In Detail: 2011 Chevrolet Volt

TRANSLOGIC 51 has Bradley sitting in a familiar spot, behind the wheel of a Chevrolet Volt. Now that the Volt is a real car you can actually buy, here are a few details you may have missed. First, the Volt is offered in just one trim level, but, unlike a typical entry-level vehicle, the Volt actually comes nicely equipped. Since the Volt's asking price is about $40,000, GM's done quite a bit to give the car a premium feel versus its less expensive EV rival, the Nissan Leaf.

If you've watched TRANSLOGIC 51, you know that the Volt comes standard with OnStar (which, unfortunately, led us to an incompatible charging station). Still, OnStar is a critical element of the Volt's robust in-car tech. Five years of OnStar service, including automatic crash response, stolen vehicle assistance and connected navigation are all included.

Also, when Bradley checks the Volt's charge level and cabin temperature, he's using the OnStar Mylink mobile app, which is also standard on the Volt; however, the owner must have a compatible smartphone to use the feature.

Convenience features like one-touch power windows, keyless entry, heated and power operated outside mirrors with integrated turn signals, seven speaker Bose surround sound with aux input and iPod specific connection via USB, cruise control, climate control plus a tilt and telescoping steering wheel with integrated audio controls are also included in the Volt's price. The Volt really only has two options, a leather trim package and a parking assist system with a rear camera.

In our week with the Chevy Volt we used very little gas. It turns out many Volt owners are having the same experience. According to Chevrolet, in March 2011, Volt owners averaged 1,000 miles between gasoline fill ups. Of course, they're recharging the car's batteries much more frequently – this supports what Chevy has maintained all along, that the Volt is first an electric car and a hybrid second.

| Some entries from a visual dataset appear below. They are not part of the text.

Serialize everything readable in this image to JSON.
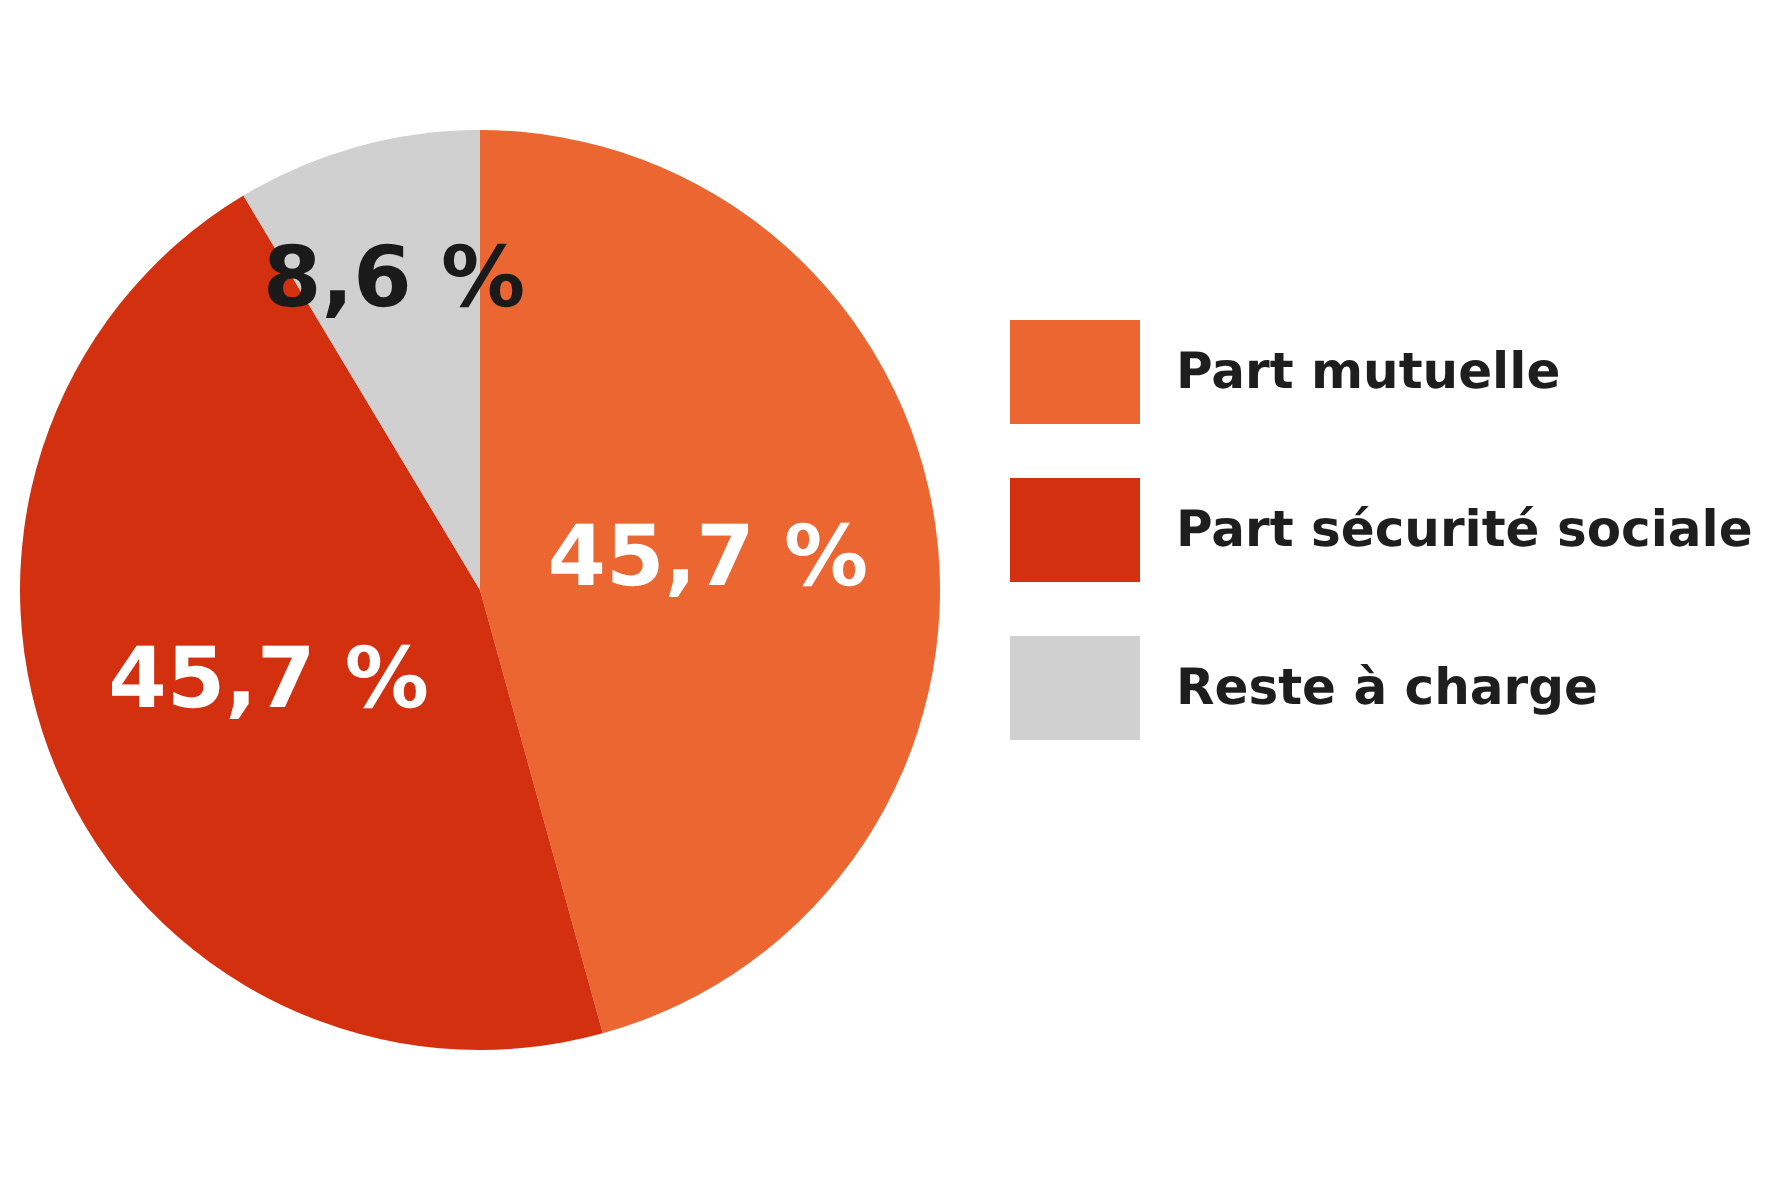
{
  "chart_data": {
    "type": "pie",
    "categories": [
      "Part mutuelle",
      "Part sécurité sociale",
      "Reste à charge"
    ],
    "values": [
      45.7,
      45.7,
      8.6
    ],
    "colors": [
      "#ec6631",
      "#d33010",
      "#d0d0d0"
    ],
    "value_labels": [
      "45,7 %",
      "45,7 %",
      "8,6 %"
    ],
    "legend": "right"
  }
}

When it comes to interior space, the Volt is simply adequate. We were able to pick up a small BBQ grille and enough groceries for a weekend cookout, but at 10.6 cubic feet, it's got much less storage space than a Toyota Prius. Plus, the Volt can only seat 4.

Most importantly, our real world test shows that the Volt adapts to you, rather than you having to adapt to it. Say you don't have time to stop and charge up or have a hard time finding the right kind of charging station (as we did). Thankfully, a gasoline engine kicks in and extends the vehicle's range to more than 300 miles using a combination of gas and electricity. While the Chevy Volt certainly isn't perfect, it does seem to do exactly what Chevrolet say it will – operate as an electric car most of the time, using very little gasoline on a day to day basis.